Small steps towards using OpenAI-compatible text-to-speech services with speechd-el or emacspeak
Speech synthesis has come a long way since I first tried out Emacspeak in 2002. Kokoro TTS and Piper offer more natural-sounding voices now, although the initial delay in loading the models and generating speech mean that they aren't quite ready to completely replace espeak, which is faster but more robotic. I've been using the Kokoro FastAPI through my own functions for working with various speech systems. I wanted to see if I could get Kokoro and other OpenAI-compatible text-to-speech services to work with either speechd-el or Emacspeak just in case I could take advantage of the rich functionality either provides for speech-synthesized Emacs use. speechd-el is easier to layer on top of an existing Emacs if you only want occasional speech, while emacspeak voice-enables many packages to an extent beyond speaking simply what's on the screen.
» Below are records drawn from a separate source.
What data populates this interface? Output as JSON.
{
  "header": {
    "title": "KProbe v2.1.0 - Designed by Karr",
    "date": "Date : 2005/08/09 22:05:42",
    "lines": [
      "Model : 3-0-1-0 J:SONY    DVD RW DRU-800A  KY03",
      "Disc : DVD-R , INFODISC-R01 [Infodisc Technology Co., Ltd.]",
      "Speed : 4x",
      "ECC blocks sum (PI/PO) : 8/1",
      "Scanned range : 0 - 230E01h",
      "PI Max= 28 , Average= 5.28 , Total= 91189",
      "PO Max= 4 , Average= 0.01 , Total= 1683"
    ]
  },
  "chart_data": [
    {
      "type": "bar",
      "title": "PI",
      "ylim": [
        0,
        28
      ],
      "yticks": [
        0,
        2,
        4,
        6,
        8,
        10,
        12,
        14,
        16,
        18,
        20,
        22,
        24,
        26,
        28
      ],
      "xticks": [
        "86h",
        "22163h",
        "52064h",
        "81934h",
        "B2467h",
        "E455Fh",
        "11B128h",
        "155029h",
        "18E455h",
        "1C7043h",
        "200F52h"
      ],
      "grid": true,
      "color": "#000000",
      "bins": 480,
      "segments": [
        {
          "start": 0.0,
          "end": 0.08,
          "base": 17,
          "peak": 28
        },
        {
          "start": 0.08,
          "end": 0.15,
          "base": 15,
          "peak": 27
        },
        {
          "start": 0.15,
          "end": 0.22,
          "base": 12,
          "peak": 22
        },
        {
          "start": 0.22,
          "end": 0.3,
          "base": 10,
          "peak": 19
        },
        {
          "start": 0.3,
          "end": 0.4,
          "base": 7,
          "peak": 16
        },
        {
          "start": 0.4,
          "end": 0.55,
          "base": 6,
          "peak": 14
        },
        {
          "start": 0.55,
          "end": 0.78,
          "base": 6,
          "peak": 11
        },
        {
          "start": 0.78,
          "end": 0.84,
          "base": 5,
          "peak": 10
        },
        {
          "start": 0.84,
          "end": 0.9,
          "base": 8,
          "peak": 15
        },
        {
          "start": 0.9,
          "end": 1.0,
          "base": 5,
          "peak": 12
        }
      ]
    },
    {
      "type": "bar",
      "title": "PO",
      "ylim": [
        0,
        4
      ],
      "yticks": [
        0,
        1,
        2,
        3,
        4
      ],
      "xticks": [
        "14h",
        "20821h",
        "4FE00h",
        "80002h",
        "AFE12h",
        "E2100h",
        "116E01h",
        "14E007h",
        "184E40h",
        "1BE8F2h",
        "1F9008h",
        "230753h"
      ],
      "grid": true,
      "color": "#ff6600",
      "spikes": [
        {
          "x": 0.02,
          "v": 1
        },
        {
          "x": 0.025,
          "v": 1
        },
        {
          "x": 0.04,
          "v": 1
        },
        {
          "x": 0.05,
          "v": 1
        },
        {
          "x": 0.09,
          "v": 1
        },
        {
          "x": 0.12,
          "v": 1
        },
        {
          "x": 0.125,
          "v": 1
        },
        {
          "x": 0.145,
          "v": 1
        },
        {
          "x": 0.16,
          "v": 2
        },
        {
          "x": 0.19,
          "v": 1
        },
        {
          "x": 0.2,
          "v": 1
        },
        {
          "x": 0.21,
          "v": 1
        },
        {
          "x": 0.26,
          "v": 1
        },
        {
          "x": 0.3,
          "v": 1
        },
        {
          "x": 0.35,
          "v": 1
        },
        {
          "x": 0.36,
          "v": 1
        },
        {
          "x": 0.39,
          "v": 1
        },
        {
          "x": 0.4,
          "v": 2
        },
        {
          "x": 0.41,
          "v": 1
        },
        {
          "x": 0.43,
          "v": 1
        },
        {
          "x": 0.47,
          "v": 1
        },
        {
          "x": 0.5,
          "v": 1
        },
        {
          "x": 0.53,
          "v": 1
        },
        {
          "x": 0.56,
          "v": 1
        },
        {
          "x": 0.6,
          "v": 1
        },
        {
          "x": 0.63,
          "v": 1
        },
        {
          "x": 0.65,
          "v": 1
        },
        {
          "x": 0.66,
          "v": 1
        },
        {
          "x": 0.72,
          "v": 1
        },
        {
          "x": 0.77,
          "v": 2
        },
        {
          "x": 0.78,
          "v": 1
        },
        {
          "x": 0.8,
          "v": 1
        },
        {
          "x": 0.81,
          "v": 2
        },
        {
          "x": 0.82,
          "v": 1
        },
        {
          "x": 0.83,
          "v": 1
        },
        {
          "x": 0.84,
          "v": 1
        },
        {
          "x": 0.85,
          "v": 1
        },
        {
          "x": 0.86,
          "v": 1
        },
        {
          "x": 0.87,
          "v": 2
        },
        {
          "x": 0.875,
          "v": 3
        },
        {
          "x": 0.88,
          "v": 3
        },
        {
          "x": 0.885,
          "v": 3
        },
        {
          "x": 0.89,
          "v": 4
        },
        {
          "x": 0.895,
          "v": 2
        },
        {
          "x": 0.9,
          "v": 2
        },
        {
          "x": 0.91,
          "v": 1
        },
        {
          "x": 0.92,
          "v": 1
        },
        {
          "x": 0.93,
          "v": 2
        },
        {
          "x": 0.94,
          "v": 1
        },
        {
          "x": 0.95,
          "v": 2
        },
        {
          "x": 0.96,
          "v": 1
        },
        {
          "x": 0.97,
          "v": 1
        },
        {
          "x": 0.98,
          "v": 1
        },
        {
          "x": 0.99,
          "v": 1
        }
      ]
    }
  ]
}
Speech synthesis is particularly helpful when I'm learning French because I can use it as a reference for what a paragraph or sentence should sound like. It's not perfect. Sometimes it uses liaisons that my tutor and Google Translate don't use. But it's a decent enough starting point. I also used it before to read out IRC mentions and compile notifications so that I could hear them even if I was paying attention to a different activity.
Here's a demonstration of speechd reading out the following lines using the code I've just uploaded to https://codeberg.org/sachac/speechd-ai:
- The quick brown fox jumps over the lazy dog.
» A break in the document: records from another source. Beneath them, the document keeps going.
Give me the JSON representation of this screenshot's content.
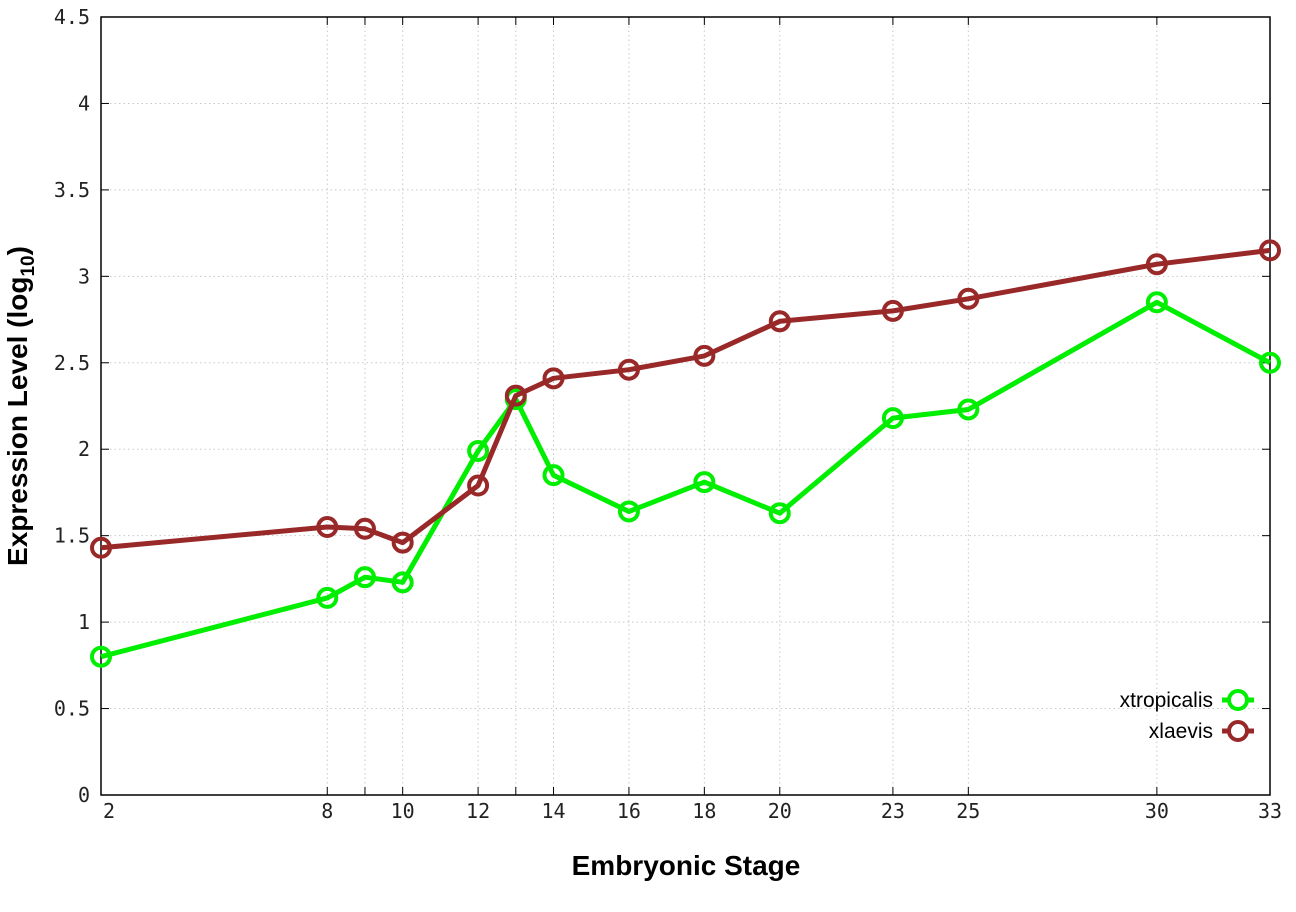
{
  "chart_data": {
    "type": "line",
    "title": "",
    "xlabel": "Embryonic Stage",
    "ylabel_main": "Expression Level (log",
    "ylabel_sub": "10",
    "ylabel_close": ")",
    "x_ticks": [
      {
        "value": 2,
        "label": "2"
      },
      {
        "value": 8,
        "label": "8"
      },
      {
        "value": 9,
        "label": ""
      },
      {
        "value": 10,
        "label": "10"
      },
      {
        "value": 12,
        "label": "12"
      },
      {
        "value": 13,
        "label": ""
      },
      {
        "value": 14,
        "label": "14"
      },
      {
        "value": 16,
        "label": "16"
      },
      {
        "value": 18,
        "label": "18"
      },
      {
        "value": 20,
        "label": "20"
      },
      {
        "value": 23,
        "label": "23"
      },
      {
        "value": 25,
        "label": "25"
      },
      {
        "value": 30,
        "label": "30"
      },
      {
        "value": 33,
        "label": "33"
      }
    ],
    "y_ticks": [
      {
        "value": 0,
        "label": "0"
      },
      {
        "value": 0.5,
        "label": "0.5"
      },
      {
        "value": 1,
        "label": "1"
      },
      {
        "value": 1.5,
        "label": "1.5"
      },
      {
        "value": 2,
        "label": "2"
      },
      {
        "value": 2.5,
        "label": "2.5"
      },
      {
        "value": 3,
        "label": "3"
      },
      {
        "value": 3.5,
        "label": "3.5"
      },
      {
        "value": 4,
        "label": "4"
      },
      {
        "value": 4.5,
        "label": "4.5"
      }
    ],
    "xlim": [
      2,
      33
    ],
    "ylim": [
      0,
      4.5
    ],
    "grid": true,
    "legend_position": "bottom-right",
    "series": [
      {
        "name": "xtropicalis",
        "color": "#00ee00",
        "x": [
          2,
          8,
          9,
          10,
          12,
          13,
          14,
          16,
          18,
          20,
          23,
          25,
          30,
          33
        ],
        "y": [
          0.8,
          1.14,
          1.26,
          1.23,
          1.99,
          2.29,
          1.85,
          1.64,
          1.81,
          1.63,
          2.18,
          2.23,
          2.85,
          2.5
        ]
      },
      {
        "name": "xlaevis",
        "color": "#992828",
        "x": [
          2,
          8,
          9,
          10,
          12,
          13,
          14,
          16,
          18,
          20,
          23,
          25,
          30,
          33
        ],
        "y": [
          1.43,
          1.55,
          1.54,
          1.46,
          1.79,
          2.31,
          2.41,
          2.46,
          2.54,
          2.74,
          2.8,
          2.87,
          3.07,
          3.15
        ]
      }
    ]
  }
}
- Now let's set the language to French so we can read the next line.
- Bonjour, je m'appelle Emacs.
There's about a 2-second delay between the command and the start of the audio for the sentence.
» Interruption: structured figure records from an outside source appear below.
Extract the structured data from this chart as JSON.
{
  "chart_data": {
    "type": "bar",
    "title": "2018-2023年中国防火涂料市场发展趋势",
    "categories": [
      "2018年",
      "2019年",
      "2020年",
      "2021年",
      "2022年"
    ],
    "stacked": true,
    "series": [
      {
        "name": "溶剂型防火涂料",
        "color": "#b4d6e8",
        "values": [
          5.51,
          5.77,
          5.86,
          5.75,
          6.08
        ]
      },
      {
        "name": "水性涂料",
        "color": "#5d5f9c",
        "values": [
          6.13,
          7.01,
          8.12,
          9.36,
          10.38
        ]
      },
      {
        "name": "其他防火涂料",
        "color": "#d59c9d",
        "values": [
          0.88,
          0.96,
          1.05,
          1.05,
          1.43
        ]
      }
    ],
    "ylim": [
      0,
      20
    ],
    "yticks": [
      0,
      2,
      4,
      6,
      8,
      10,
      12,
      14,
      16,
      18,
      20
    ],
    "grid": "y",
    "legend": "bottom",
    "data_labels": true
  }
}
Note that speechd-speak-read-sentence fails in some cases where (forward-sentence 1) isn't the same place as (backward-sentence 1) (forward-sentence 1), which can happen when you're in an Org Mode list. I've submitted a patch upstream.
Aside from that, speechd-speak-set-language, speechd-speak-read-paragraph and
speechd-speak-read-region are also useful
commands. I think the latency makes this best-suited for reading paragraphs, or for shadowing sentences for language learning.
I'm still trying to figure out how to get speechd-speak to work as smoothly as I'd like. I think I've got it set up so that the server falls back to espeak for short texts so that it can handle words or characters better, and uses the specified server for longer ones. I'd like to get to the point where it can handle all the things that speechd usually does, like saying lines as I navigate through them or giving me feedback as I'm typing. Maybe it can use espeak for fast feedback character by character and word by word, and then use Kokoro TTS for the full sentence when I finish. Then it will be possible to use it to type things without looking at the screen.
After putting this together, I still find myself leaning towards my own functions because they make it easy to see the generated speech output to a file, which is handy for saving reference audio that I can play on my phone and for making replays almost instant. That could also be useful for pre-generating the next paragraph to make it flow more smoothly. Still, it was interesting making something that is compatible with existing protocols and libraries.
Posting it in case anyone else wants to use it as a starting point. The repository also contains the starting point for an Emacspeak-compatible speech server. See See speechd-ai/README.org for more details.